Court Opinion

ID: 3566380
Source: CourtListenerOpinion
Date Created: 2016-07-05 23:16:07.541889+00
Date Added: 2024-06-11T07:39:57.985271
License: Public Domain

I am unable to agree with the opinion of the majority on one element of the case under review. The point of dissention concerns the admission of testimony which, although subsequently expunged from the record, with a statement by the trial court to the jury to disregard it, did not eradicate the mischief.
The facts have been set forth in the majority opinion. A crucial point in the case to prove the state of mind of the defendant below at the time the decedent met her death, rested on the testimony of Mrs. Hoelin. She testified that on the night in question she heard the explosion of two shots from the direction of the Danser home and immediately thereafter heard Danser say, "die, God damn you, die." We must assume that the state's attorney knew that her husband, Theodore Hoelin, would not so testify. Every careful prosecutor knows, or should know in advance, what the state's witnesses will offer in the way of proof.
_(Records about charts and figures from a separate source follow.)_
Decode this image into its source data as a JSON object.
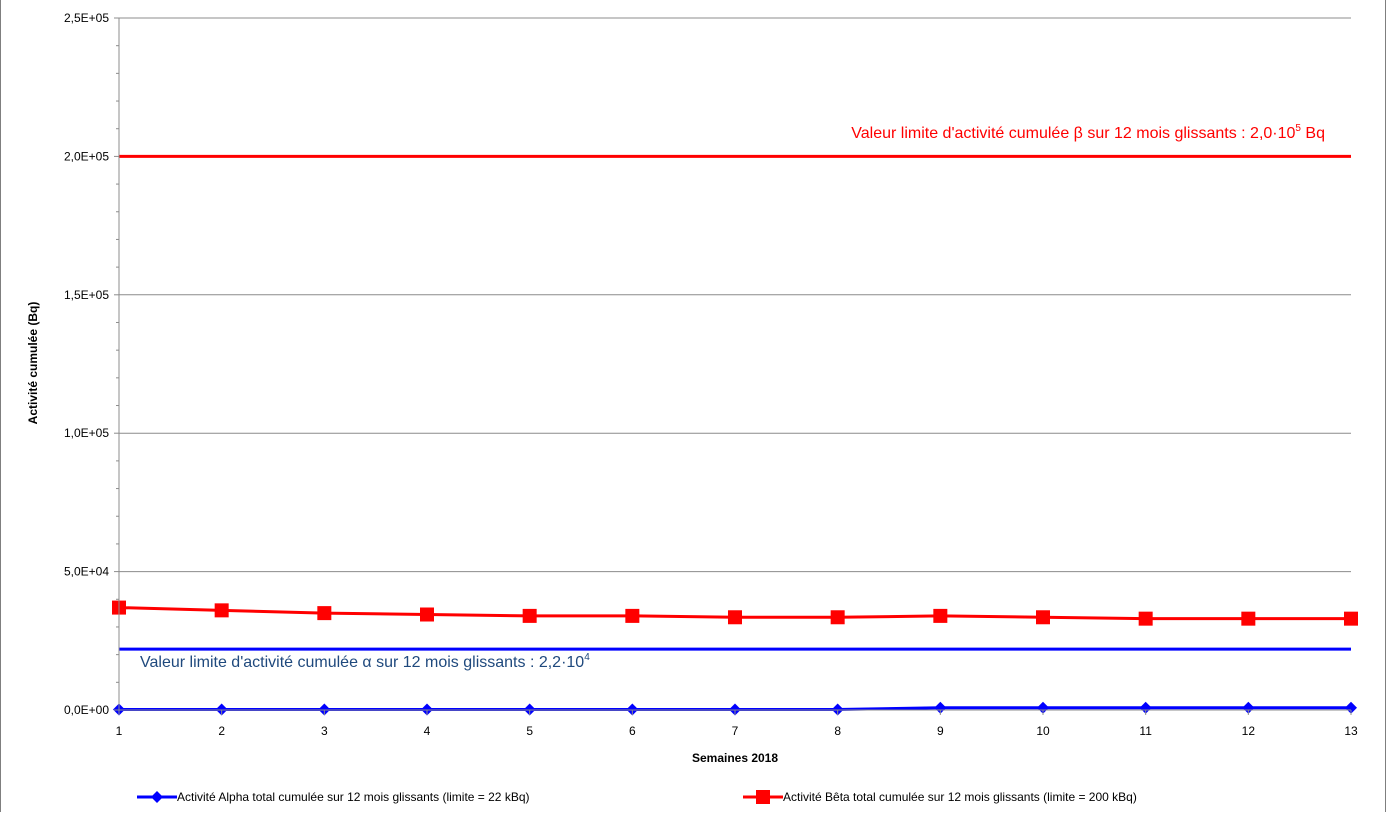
{
  "chart_data": {
    "type": "line",
    "title": "",
    "xlabel": "Semaines 2018",
    "ylabel": "Activité cumulée (Bq)",
    "x": [
      1,
      2,
      3,
      4,
      5,
      6,
      7,
      8,
      9,
      10,
      11,
      12,
      13
    ],
    "ylim": [
      0,
      250000
    ],
    "yticks": [
      0,
      50000,
      100000,
      150000,
      200000,
      250000
    ],
    "ytick_labels": [
      "0,0E+00",
      "5,0E+04",
      "1,0E+05",
      "1,5E+05",
      "2,0E+05",
      "2,5E+05"
    ],
    "grid": true,
    "legend_position": "bottom",
    "series": [
      {
        "name": "Activité Alpha total cumulée sur 12 mois glissants (limite = 22 kBq)",
        "color": "#0000ff",
        "marker": "diamond",
        "values": [
          200,
          200,
          200,
          200,
          200,
          200,
          200,
          200,
          800,
          800,
          800,
          800,
          800
        ]
      },
      {
        "name": "Activité Bêta total cumulée sur 12 mois glissants (limite = 200 kBq)",
        "color": "#ff0000",
        "marker": "square",
        "values": [
          37000,
          36000,
          35000,
          34500,
          34000,
          34000,
          33500,
          33500,
          34000,
          33500,
          33000,
          33000,
          33000
        ]
      }
    ],
    "limit_lines": [
      {
        "value": 200000,
        "color": "#ff0000",
        "label_pre": "Valeur limite d'activité cumulée β sur 12 mois  glissants : 2,0·10",
        "label_sup": "5",
        "label_post": " Bq",
        "label_color": "#ff0000"
      },
      {
        "value": 22000,
        "color": "#0000ff",
        "label_pre": "Valeur limite d'activité cumulée α sur 12 mois  glissants : 2,2·10",
        "label_sup": "4",
        "label_post": "",
        "label_color": "#1f497d"
      }
    ]
  }
}
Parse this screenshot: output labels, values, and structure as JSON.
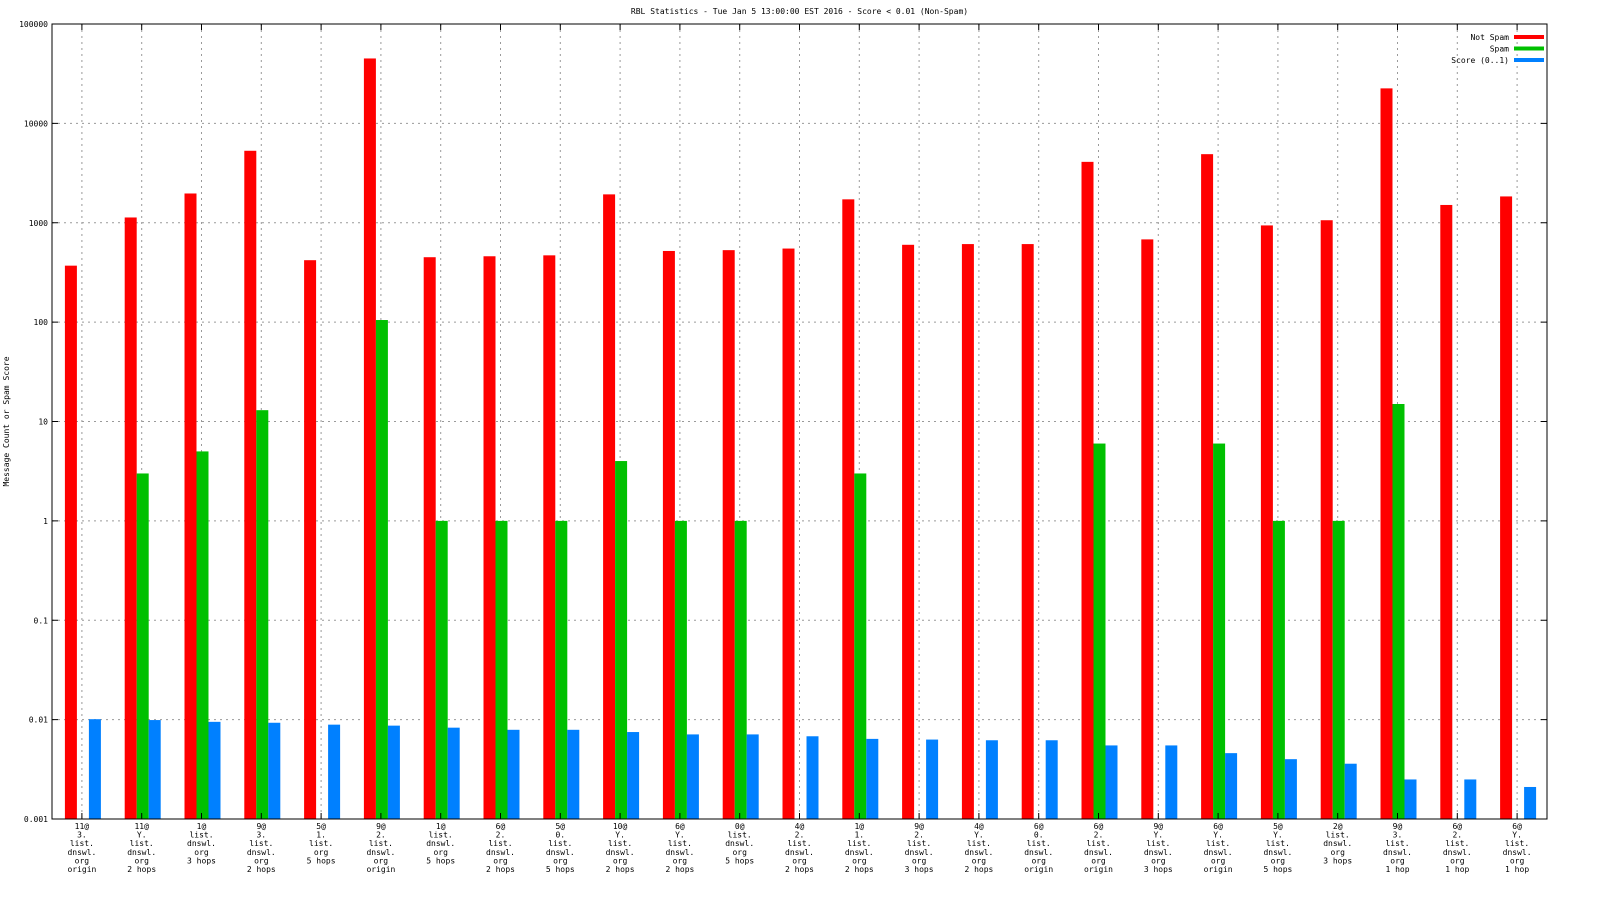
{
  "chart_data": {
    "type": "bar",
    "title": "RBL Statistics - Tue Jan  5 13:00:00 EST 2016 - Score < 0.01 (Non-Spam)",
    "xlabel": "",
    "ylabel": "Message Count or Spam Score",
    "yscale": "log",
    "ylim": [
      0.001,
      100000
    ],
    "yticks": [
      "100000",
      "10000",
      "1000",
      "100",
      "10",
      "1",
      "0.1",
      "0.01",
      "0.001"
    ],
    "grid": true,
    "legend_position": "top-right",
    "categories": [
      [
        "11@",
        "3.",
        "list.",
        "dnswl.",
        "org",
        "origin"
      ],
      [
        "11@",
        "Y.",
        "list.",
        "dnswl.",
        "org",
        "2 hops"
      ],
      [
        "1@",
        "list.",
        "dnswl.",
        "org",
        "3 hops"
      ],
      [
        "9@",
        "3.",
        "list.",
        "dnswl.",
        "org",
        "2 hops"
      ],
      [
        "5@",
        "1.",
        "list.",
        "org",
        "5 hops"
      ],
      [
        "9@",
        "2.",
        "list.",
        "dnswl.",
        "org",
        "origin"
      ],
      [
        "1@",
        "list.",
        "dnswl.",
        "org",
        "5 hops"
      ],
      [
        "6@",
        "2.",
        "list.",
        "dnswl.",
        "org",
        "2 hops"
      ],
      [
        "5@",
        "0.",
        "list.",
        "dnswl.",
        "org",
        "5 hops"
      ],
      [
        "10@",
        "Y.",
        "list.",
        "dnswl.",
        "org",
        "2 hops"
      ],
      [
        "6@",
        "Y.",
        "list.",
        "dnswl.",
        "org",
        "2 hops"
      ],
      [
        "0@",
        "list.",
        "dnswl.",
        "org",
        "5 hops"
      ],
      [
        "4@",
        "2.",
        "list.",
        "dnswl.",
        "org",
        "2 hops"
      ],
      [
        "1@",
        "1.",
        "list.",
        "dnswl.",
        "org",
        "2 hops"
      ],
      [
        "9@",
        "2.",
        "list.",
        "dnswl.",
        "org",
        "3 hops"
      ],
      [
        "4@",
        "Y.",
        "list.",
        "dnswl.",
        "org",
        "2 hops"
      ],
      [
        "6@",
        "0.",
        "list.",
        "dnswl.",
        "org",
        "origin"
      ],
      [
        "6@",
        "2.",
        "list.",
        "dnswl.",
        "org",
        "origin"
      ],
      [
        "9@",
        "Y.",
        "list.",
        "dnswl.",
        "org",
        "3 hops"
      ],
      [
        "6@",
        "Y.",
        "list.",
        "dnswl.",
        "org",
        "origin"
      ],
      [
        "5@",
        "Y.",
        "list.",
        "dnswl.",
        "org",
        "5 hops"
      ],
      [
        "2@",
        "list.",
        "dnswl.",
        "org",
        "3 hops"
      ],
      [
        "9@",
        "3.",
        "list.",
        "dnswl.",
        "org",
        "1 hop"
      ],
      [
        "6@",
        "2.",
        "list.",
        "dnswl.",
        "org",
        "1 hop"
      ],
      [
        "6@",
        "Y.",
        "list.",
        "dnswl.",
        "org",
        "1 hop"
      ]
    ],
    "series": [
      {
        "name": "Not Spam",
        "color": "#ff0000",
        "values": [
          370,
          1130,
          1970,
          5300,
          420,
          45000,
          450,
          460,
          470,
          1930,
          520,
          530,
          550,
          1720,
          600,
          610,
          610,
          4100,
          680,
          4900,
          940,
          1060,
          22500,
          1510,
          1840
        ]
      },
      {
        "name": "Spam",
        "color": "#00c000",
        "values": [
          null,
          3,
          5,
          13,
          null,
          105,
          1,
          1,
          1,
          4,
          1,
          1,
          null,
          3,
          null,
          null,
          null,
          6,
          null,
          6,
          1,
          1,
          15,
          null,
          null
        ]
      },
      {
        "name": "Score (0..1)",
        "color": "#0080ff",
        "values": [
          0.0101,
          0.0099,
          0.0095,
          0.0093,
          0.0089,
          0.0087,
          0.0083,
          0.0079,
          0.0079,
          0.0075,
          0.0071,
          0.0071,
          0.0068,
          0.0064,
          0.0063,
          0.0062,
          0.0062,
          0.0055,
          0.0055,
          0.0046,
          0.004,
          0.0036,
          0.0025,
          0.0025,
          0.0021
        ]
      }
    ]
  }
}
She further testified that after a ten-minute silent interval, she heard Danser say, "Ada, why did you do this?"
Now, on redirect examination, the state's attorney, in the person of the assistant attorney-general, asked the witness, Mrs. Hoelin, if her son had not heard the plaintiff in error utter the same savage exclamation. Her son, on the night of the shooting, had been present in the cabin with his father and mother and, over the objection of defense counsel, the court permitted her to say that her son, too, had heard these *Page 496 
words and had so testified at the coroner's inquest. Her son was not present at the trial in the court below, being away in school in Minnesota.
The husband, Theodore Hoelin, testified that after the shots were fired there was an interval of silence and he heard the plaintiff in error say, "Ada, why did you want to do that for?"
It is readily perceived that Mrs. Hoelin, testified to a very incriminating fact and that her husband, with equal opportunity to hear what went on, failed so to testify. Perhaps it might be said that the scale of proof as to this particular was, at that posture of affairs, on this element of the case, evenly balanced. The addition of the hearsay testimony, elicited from the wife, assuredly weighed the scale of proof against the plaintiff in error. True it is that the court instructed the jury to disregard this testimony, saying that he was in error in admitting it, but this instruction to erase that testimony from the case came after it had been firmly imbedded in their minds for three days.
The testimony, we suppose, was admitted on the theory that the defendant below was present at the time that the son gave his evidence before the coroner's jury; that it was not admissible on that theory is too obvious for comment. It was a matter of vital importance to the defendant, was most persuasive on the important element of premeditation and its presentation and the eliciting of it, under the circumstances here exhibited, was a flagrant disregard of the rights of this defendant, on trial in a homicide case. It was assigned as error and indeed if it were not it would be our duty to consider it since the case is before us under the one hundred and thirty-sixth section of the Criminal Procedure act, which requires this court to determine whether or not the plaintiff in error suffered manifest wrong and injury, among other things, in the admission or rejection of evidence. The case of State v. Andoloro, 108 N.J.L. 47, does not seem to sanction the trial court's action in this particular, since in that case the evidence improperly received was forthwith stricken from the record. *Page 497 
Convinced therefore that the circumstance in question caused manifest wrong and injury to the defendant, I am compelled to vote for a reversal of the judgment.
Mr. Justice Heher concurs in these views.
For affirmance — THE CHANCELLOR, LLOYD, CASE, BODINE, DONGES, PERSKIE, HETFIELD, DEAR, WELLS, WOLFSKEIL, RAFFERTY, JJ. 11.
For reversal — THE CHIEF JUSTICE, HEHER, JJ. 2.